Home Employment Contracts Jail sentence frustrated employment contract for farm manager, no entitlement to termination pay: Ontario Labour Relations Board

Jail sentence frustrated employment contract for farm manager, no entitlement to termination pay: Ontario Labour Relations Board

by HR Law Canada

A farm manager whose employment was terminated after he was sentenced to an 18-month incarceration for a criminal offense is not entitled to termination pay, the Ontario Labour Relations Board has ruled.

The manager, AW, applied for a review of an Employment Standards Officer’s decision not to issue an Order to Pay termination pay.

AW, who began his tenure as a seasonal employee in May 2011 and was promoted to farm manager in May 2020 at J. Dowswell Farms Ltd., was terminated from his position on Jan. 28, 2023, after informing his employer of his need to serve a prison sentence.

The employer cited abandonment of employment as the reason for termination, issuing a Record of Employment (ROE) two days later.

The heart of the dispute lay in the manager’s absence from work due to his incarceration, starting Jan. 27, 2023, until his release on bail on March 13, 2023. Throughout this period, communication between the manager’s sister and the employer did not result in a formal request for a leave of absence, a point that would become pivotal in the board’s decision.

The manager’s argument hinged on the assertion that his employer, fully aware of his legal troubles from the outset, had unjustly terminated his employment without providing the requisite notice or pay in lieu thereof, as mandated by Ontario’s Employment Standards Act, 2000.

Conversely, the employer defended its decision on the grounds of wilful misconduct leading to incarceration and the resulting impossibility of fulfilling employment duties, thereby invoking the doctrine of frustration of employment.

It also noted that, but for his incarceration, AW would have been expected to work through the period of his incarceration — Jan. 27, 2023, to March 13, 2023.

“While there was work for the Employee during the period of his incarceration, the critical period in the Employer’s operation was the planting season which started in April.
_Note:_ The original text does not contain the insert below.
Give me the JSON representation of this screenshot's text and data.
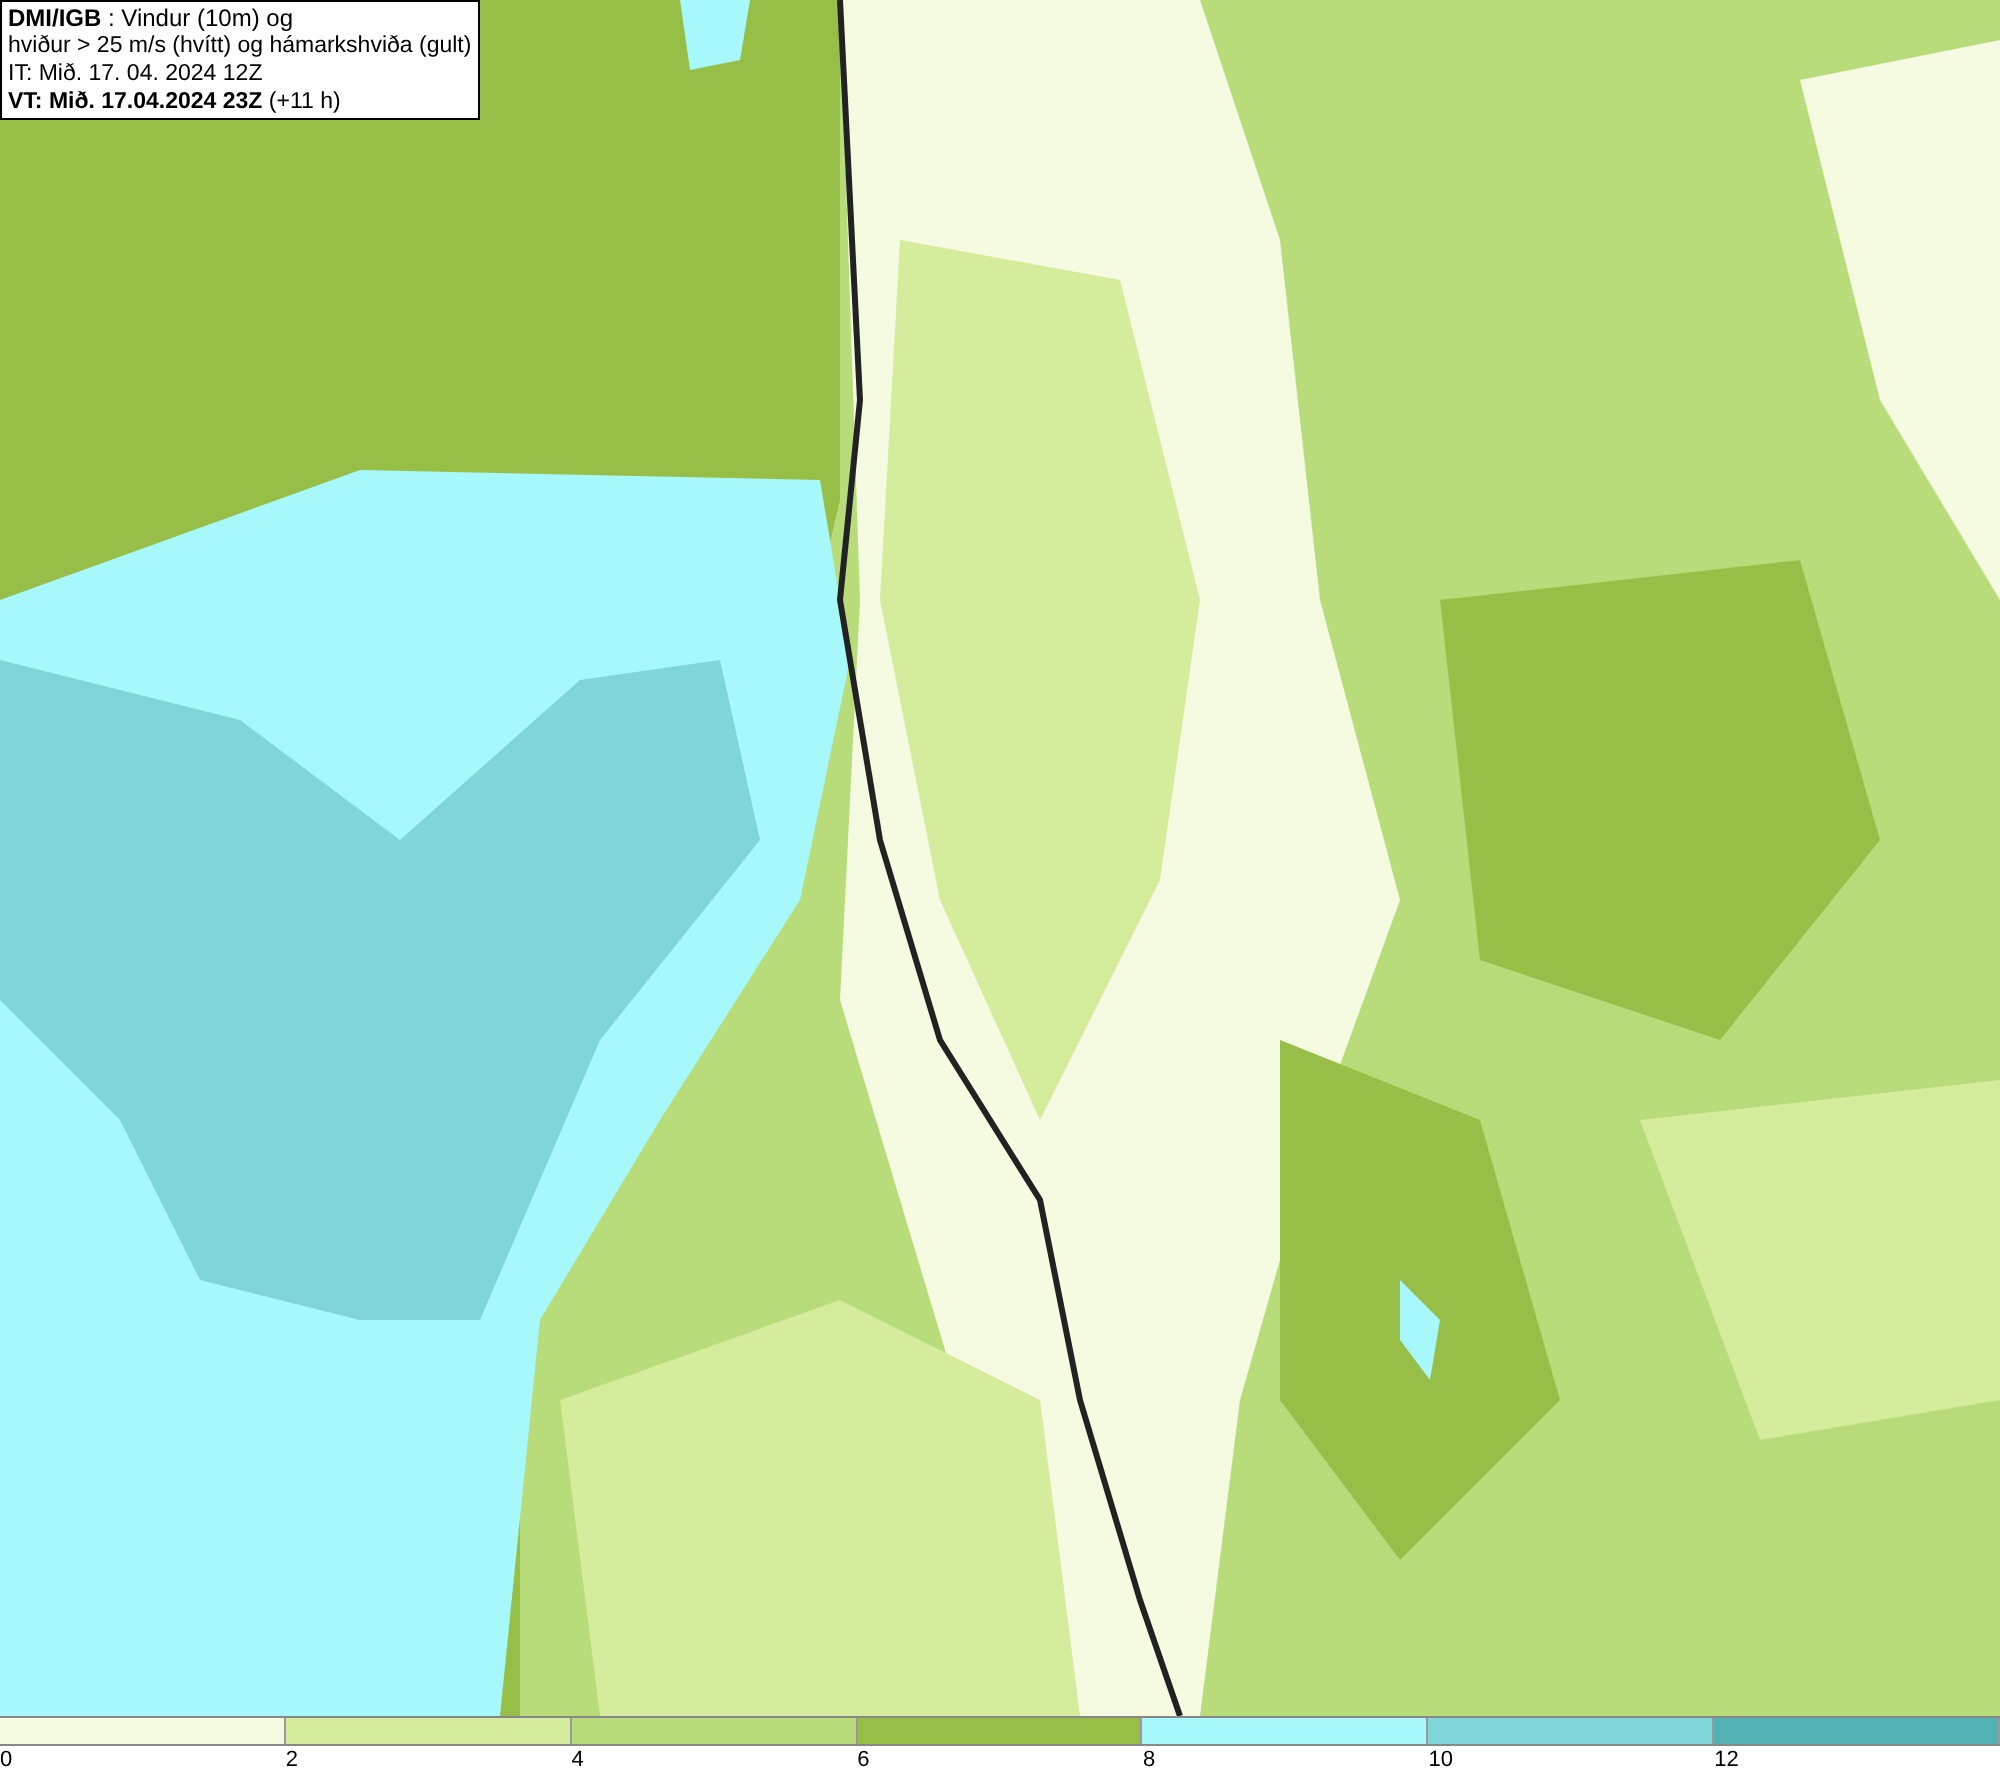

On or about February 22, 2023, the Employer hired a replacement employee in anticipation of the planting season,” the Board said.

At the time that it terminated AW’s employment and at the time that it hired his replacement, the information it had from his sister was that he was sentenced to 18 months incarceration and that he could be released “on parole” in about six months, the board said.

“Either of these timeframes was problematic considering that the planting season was 2 months away at the time of the Employee’s incarceration,” it said.

The board concluded that the manager’s incarceration rendered his employment duties impossible to perform, particularly given the physical presence required at the workplace and the critical timing of the agricultural season.

“There was, at the time of termination, no reasonable expectation that the Employee would be able to fulfil his employment obligations in the foreseeable future and certainly not before the start of the critical planting season in April, 2023,” the Board said.

Ultimately, the board dismissed the application for review, ruling that the manager’s employment was indeed impossible to perform at the time of termination, thus exempting the employer from the obligation to provide notice or termination pay under the Employment Standards Act.